A more general remark to the proposed theory of Omori et al. is that the de novo expression of multiple cell-differentiation markers during tumor progression is an oddity elsewhere in the body. During neoplastic progression, clones accumulate somatic mutations and most mutations are deleterious. This phenomenon continues in cancers and is often mentioned as the reason for “dedifferentiation” and loss of differentiation markers. However, de novo gain of expression of different markers can be seen in metaplasia. An exact copy of this phenomenon is seen in the stomach, where gastric epithelium can show intestinal metaplasia during its progression to gastric cancer. Additionally, CDX2 has also been implicated in intestinal metaplasia of the stomach [7,8,9].

In summary, Omori et al. combined (immuno)histochemistry and molecular analyses to investigate the molecular mechanisms during progression of IPMNs. They provide for the first time some evidence that gastric-type and intestinal-type IPMN are clonally related and that CDX2 is an early marker of transformation from gastric-type IPMN to intestinal-type IPMN. Further studies are necessary to definitively confirm the clonal relationship and the evolutionary directionality between gastric-type and intestinal-type IPMNs and address mechanisms behind CDX2 activation.

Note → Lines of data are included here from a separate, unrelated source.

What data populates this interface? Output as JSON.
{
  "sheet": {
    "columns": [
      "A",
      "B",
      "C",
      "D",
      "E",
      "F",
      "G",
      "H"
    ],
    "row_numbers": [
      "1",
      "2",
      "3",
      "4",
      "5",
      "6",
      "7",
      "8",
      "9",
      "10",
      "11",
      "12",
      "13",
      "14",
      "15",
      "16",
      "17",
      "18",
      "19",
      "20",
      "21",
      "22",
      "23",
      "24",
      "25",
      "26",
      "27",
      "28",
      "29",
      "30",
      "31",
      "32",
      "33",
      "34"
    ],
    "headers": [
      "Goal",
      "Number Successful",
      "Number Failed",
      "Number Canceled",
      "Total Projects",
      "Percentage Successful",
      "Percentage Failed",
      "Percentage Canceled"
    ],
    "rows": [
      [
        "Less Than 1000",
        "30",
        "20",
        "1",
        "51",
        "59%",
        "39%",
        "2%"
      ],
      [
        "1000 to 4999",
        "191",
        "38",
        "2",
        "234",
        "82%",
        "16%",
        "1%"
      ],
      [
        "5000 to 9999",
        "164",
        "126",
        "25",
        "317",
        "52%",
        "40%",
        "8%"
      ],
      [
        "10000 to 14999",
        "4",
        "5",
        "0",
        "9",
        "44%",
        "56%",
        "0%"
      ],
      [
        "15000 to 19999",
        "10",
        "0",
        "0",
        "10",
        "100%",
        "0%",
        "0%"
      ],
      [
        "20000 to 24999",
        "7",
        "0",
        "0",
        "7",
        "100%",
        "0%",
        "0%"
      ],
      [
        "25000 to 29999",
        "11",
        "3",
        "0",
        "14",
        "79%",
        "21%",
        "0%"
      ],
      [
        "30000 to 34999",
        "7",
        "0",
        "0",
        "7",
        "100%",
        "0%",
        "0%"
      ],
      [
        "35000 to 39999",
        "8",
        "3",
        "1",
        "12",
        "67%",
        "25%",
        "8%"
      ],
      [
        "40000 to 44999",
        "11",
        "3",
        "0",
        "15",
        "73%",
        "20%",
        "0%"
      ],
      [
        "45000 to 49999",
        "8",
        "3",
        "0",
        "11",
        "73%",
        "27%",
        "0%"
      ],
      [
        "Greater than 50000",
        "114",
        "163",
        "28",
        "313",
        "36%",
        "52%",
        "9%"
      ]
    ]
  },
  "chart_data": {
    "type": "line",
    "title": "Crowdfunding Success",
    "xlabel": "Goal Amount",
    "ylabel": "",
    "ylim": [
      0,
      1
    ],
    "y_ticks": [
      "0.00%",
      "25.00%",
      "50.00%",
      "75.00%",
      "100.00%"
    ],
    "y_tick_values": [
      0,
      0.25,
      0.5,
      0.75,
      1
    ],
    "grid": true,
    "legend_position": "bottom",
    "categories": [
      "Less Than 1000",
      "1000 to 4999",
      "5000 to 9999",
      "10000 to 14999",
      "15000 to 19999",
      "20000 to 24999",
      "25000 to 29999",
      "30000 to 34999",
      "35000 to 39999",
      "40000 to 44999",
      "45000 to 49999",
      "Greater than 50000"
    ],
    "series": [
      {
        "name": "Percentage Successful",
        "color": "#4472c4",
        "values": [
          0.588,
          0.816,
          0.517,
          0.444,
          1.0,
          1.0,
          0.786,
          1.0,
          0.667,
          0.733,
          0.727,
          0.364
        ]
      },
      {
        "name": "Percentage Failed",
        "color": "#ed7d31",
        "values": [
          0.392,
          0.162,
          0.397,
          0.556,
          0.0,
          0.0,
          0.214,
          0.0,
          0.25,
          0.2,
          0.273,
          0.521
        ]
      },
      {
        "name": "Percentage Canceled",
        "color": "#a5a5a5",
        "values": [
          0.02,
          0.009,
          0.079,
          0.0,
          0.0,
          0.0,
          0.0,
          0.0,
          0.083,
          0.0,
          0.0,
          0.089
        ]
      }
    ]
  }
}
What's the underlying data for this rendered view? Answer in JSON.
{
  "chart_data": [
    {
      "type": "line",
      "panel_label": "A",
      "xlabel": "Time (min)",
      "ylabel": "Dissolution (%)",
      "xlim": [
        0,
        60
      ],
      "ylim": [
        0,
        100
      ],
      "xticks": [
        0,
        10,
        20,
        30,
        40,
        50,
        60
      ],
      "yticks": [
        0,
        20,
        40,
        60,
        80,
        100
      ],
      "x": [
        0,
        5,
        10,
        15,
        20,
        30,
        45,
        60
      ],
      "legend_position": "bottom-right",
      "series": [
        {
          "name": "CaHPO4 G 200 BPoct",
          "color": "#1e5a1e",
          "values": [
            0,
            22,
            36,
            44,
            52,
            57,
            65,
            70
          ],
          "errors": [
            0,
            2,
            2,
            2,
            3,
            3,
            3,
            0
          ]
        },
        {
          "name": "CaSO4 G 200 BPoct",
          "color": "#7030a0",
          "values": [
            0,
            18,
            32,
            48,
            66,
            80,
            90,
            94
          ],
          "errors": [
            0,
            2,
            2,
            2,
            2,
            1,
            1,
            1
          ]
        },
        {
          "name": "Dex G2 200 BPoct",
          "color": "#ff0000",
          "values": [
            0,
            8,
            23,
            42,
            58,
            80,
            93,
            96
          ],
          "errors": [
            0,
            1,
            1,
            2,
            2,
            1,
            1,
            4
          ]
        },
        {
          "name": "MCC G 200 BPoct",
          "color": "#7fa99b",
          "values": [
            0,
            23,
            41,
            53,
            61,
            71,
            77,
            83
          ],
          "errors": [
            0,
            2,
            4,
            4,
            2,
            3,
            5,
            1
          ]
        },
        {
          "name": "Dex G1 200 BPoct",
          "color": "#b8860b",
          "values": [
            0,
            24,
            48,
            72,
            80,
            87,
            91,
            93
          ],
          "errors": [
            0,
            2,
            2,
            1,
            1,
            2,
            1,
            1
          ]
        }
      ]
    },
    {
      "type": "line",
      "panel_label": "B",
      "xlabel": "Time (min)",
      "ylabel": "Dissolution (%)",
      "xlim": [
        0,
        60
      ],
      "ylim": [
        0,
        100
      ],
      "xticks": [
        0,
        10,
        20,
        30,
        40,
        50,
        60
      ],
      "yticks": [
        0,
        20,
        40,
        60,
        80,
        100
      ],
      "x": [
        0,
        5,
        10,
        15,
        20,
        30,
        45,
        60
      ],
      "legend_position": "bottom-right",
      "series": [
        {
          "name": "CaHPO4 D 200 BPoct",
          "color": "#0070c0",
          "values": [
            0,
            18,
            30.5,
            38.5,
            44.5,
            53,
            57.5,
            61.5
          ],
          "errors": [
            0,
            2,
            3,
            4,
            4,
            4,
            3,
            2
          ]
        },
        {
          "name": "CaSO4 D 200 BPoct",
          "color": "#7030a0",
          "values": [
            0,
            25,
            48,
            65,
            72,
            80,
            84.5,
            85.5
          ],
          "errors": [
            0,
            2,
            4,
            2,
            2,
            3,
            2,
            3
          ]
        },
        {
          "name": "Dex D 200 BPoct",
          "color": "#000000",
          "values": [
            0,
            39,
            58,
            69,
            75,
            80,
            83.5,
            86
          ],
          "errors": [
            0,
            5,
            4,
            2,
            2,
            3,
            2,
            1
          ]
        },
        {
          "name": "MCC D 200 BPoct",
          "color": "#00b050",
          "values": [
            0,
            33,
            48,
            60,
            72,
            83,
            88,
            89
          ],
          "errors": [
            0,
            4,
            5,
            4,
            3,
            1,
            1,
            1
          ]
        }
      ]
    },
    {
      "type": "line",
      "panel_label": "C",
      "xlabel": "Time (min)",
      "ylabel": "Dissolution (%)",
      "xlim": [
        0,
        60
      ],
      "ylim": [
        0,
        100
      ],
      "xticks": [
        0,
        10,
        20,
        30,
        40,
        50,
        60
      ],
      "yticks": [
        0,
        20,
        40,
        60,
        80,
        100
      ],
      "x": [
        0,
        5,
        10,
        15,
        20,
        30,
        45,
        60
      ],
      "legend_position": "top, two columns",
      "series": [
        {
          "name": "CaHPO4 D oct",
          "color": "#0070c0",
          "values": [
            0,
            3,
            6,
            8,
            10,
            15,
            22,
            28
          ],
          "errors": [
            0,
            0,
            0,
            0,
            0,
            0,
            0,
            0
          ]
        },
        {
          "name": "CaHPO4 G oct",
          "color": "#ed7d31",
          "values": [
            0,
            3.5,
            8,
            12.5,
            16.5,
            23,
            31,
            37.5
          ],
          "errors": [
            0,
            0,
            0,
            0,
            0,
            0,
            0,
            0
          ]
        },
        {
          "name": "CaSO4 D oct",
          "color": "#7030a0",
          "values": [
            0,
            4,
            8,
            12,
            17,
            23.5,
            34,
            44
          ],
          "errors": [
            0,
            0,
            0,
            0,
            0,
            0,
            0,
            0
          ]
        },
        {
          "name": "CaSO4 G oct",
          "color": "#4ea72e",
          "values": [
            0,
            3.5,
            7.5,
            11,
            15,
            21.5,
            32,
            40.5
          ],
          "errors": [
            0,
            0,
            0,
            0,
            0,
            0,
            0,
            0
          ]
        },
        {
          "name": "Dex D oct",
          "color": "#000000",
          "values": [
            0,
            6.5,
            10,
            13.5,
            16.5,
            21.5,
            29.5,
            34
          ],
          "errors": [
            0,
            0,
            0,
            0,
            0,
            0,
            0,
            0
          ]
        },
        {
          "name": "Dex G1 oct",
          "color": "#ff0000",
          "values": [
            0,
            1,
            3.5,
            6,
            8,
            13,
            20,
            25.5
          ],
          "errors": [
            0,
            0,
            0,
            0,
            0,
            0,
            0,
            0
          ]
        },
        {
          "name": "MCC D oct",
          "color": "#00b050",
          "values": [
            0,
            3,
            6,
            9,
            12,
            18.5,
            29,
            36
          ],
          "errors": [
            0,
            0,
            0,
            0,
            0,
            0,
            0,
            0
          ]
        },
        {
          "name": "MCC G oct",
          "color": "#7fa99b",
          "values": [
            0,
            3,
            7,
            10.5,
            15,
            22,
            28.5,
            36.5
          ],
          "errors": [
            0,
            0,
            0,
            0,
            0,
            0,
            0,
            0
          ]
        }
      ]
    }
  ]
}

If a critical amount of evidence eventually shows the proposed clonal relationship between gastric-type, intestinal-type, and, possibly, pancreatobiliary-type IPMN, a nomenclature update will be warranted, since the current naming does not infer a clonal relationship. Gastric-type IPMN is already known to be associated with low-grade dysplasia, while intestinal-type and pancreatobiliary-type IPMN are associated with high-grade dysplasia. Changing to a nomenclature, which infers a clonal relationship and is based on the grade of dysplasia, might be more informative about the risk for malignant transformation.